When Amelia “Mimi” Bell ’11 first stepped onto an Amherst squash court her freshman year, she’d never hit a squash ball. A tennis recruit from Shaker Heights, Ohio, Bell turned to squash after failing to make the tennis team lineup. Despite a shaky start on the court, Bell, who will graduate on May 22 with a double major in political science and religion, decidedly found her groove: this past season, she served as team captain and received the College Squash Association’s Ann Wetzel Award, presented to the most outstanding undergraduate player never to have played squash prior to college.
Bell’s first few squash practices sound much like those of any novice player in over her head. “The first day of practice, the coach explained that we were going to do some drill, and I didn’t know what any shot was called,” she says. “He said that we were going to do a ‘boast’ and then a ‘rail’ and then a ‘shot’ and then a ‘drive,’ and I just sat there freaking out.”
However, taking up squash did not mean putting down a tennis racket. After making the tennis team lineup sophomore year, she became an important member of that team, too, assuming a rigorous and, at times, unglamorous daily routine. As she said in March, “It’s a lot of hitting and working out during the day, so I’m kind of sweaty all day, every day, and in class in sweatpants all the time.”
Tennis practice would usually follow two hours of intensive squash training. That dedication has proved itself in her accumulation of recognitions: Bell is a four-time NESCAC All-Academic athlete as well as a 2009-10 College Squash Association Scholar-Athlete. “To have never seen squash before coming to Amherst and end with the preeminent Ann Wetzel award speaks volumes about her athletic abilities,” says Peter Robson, Amherst’s head squash coach. “From being a walk-on to being elected captain clearly shows the contribution that Mimi has made to this team and the respect she has earned from her teammates.”
Off the court Bell has become fluent in French and conversationally competent in Arabic. Next year she will be Amherst’s exchange fellow at the École Normale Supérieure in Paris. She also plans to take the U.S. Foreign Service exam in the hopes of serving in the American diplomatic corps.
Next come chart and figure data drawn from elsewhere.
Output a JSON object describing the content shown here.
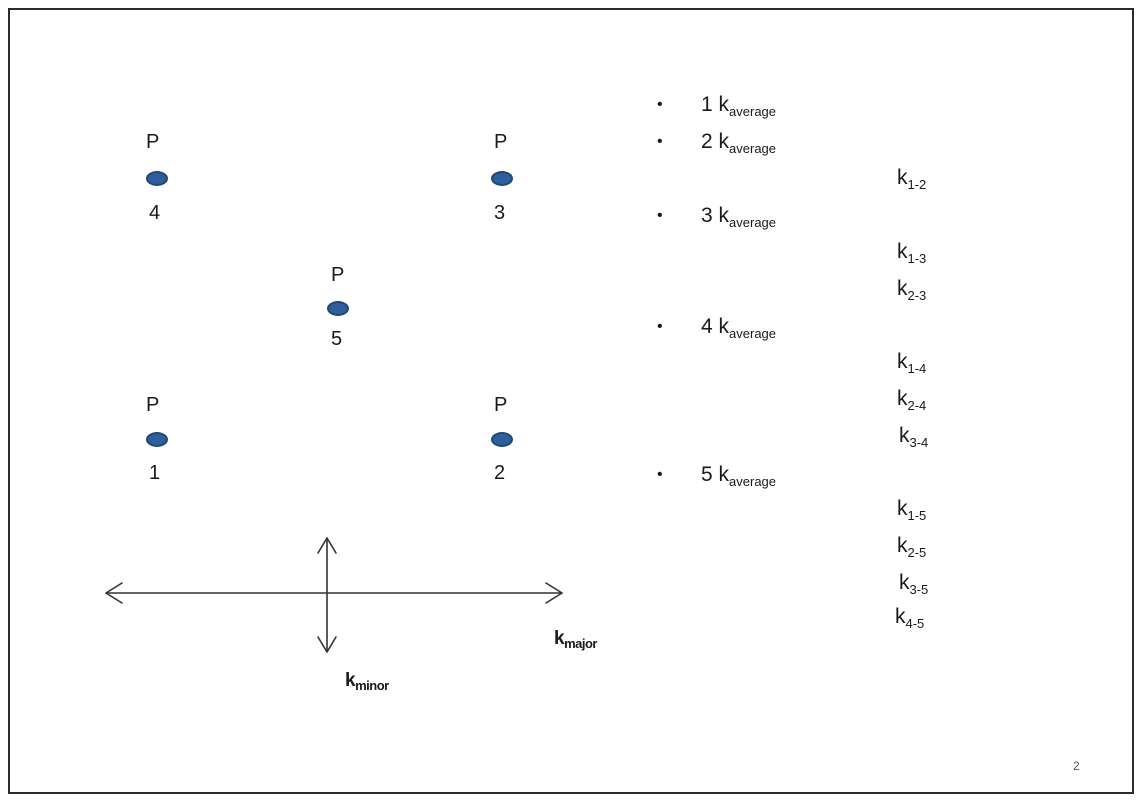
{
  "points": [
    {
      "id": "point-1",
      "top_label": "P",
      "bottom_label": "1"
    },
    {
      "id": "point-2",
      "top_label": "P",
      "bottom_label": "2"
    },
    {
      "id": "point-3",
      "top_label": "P",
      "bottom_label": "3"
    },
    {
      "id": "point-4",
      "top_label": "P",
      "bottom_label": "4"
    },
    {
      "id": "point-5",
      "top_label": "P",
      "bottom_label": "5"
    }
  ],
  "bullets": [
    {
      "bullet": "•",
      "number": "1",
      "k": "k",
      "sub": "average"
    },
    {
      "bullet": "•",
      "number": "2",
      "k": "k",
      "sub": "average"
    },
    {
      "bullet": "•",
      "number": "3",
      "k": "k",
      "sub": "average"
    },
    {
      "bullet": "•",
      "number": "4",
      "k": "k",
      "sub": "average"
    },
    {
      "bullet": "•",
      "number": "5",
      "k": "k",
      "sub": "average"
    }
  ],
  "pair_terms": [
    {
      "k": "k",
      "sub": "1-2"
    },
    {
      "k": "k",
      "sub": "1-3"
    },
    {
      "k": "k",
      "sub": "2-3"
    },
    {
      "k": "k",
      "sub": "1-4"
    },
    {
      "k": "k",
      "sub": "2-4"
    },
    {
      "k": "k",
      "sub": "3-4"
    },
    {
      "k": "k",
      "sub": "1-5"
    },
    {
      "k": "k",
      "sub": "2-5"
    },
    {
      "k": "k",
      "sub": "3-5"
    },
    {
      "k": "k",
      "sub": "4-5"
    }
  ],
  "axes": {
    "major": {
      "k": "k",
      "sub": "major"
    },
    "minor": {
      "k": "k",
      "sub": "minor"
    }
  },
  "page_number": "2",
  "colors": {
    "point_fill": "#2e5f9a",
    "point_stroke": "#1f4776",
    "frame": "#2b2b2b",
    "arrow": "#333333"
  }
}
Ultimately, she intends to pursue graduate work in international relations and law.
Looking back on her athletic career, Bell recounts a rare instance of humiliation as her most memorable moment. “When we were playing Smith this year,” she says, “which is not a very good squash team, we sat out our top five girls, so I had to play the number two [ranked player]. [It seems as though] no one’s ever lost to Smith, and I lost to Smith in three games.” Bell turned the situation into a means of encouragement. “Throughout the rest of the season, whenever a freshman was upset or anything was wrong, I just kept on telling them, ‘I lost to Smith, I lost to Smith.’ I’m pretty sure I was the first person in the history of Amherst squash to lose that match.”
In light of Bell’s broader legacy on the court, that distinction may not remain so dubious for future players.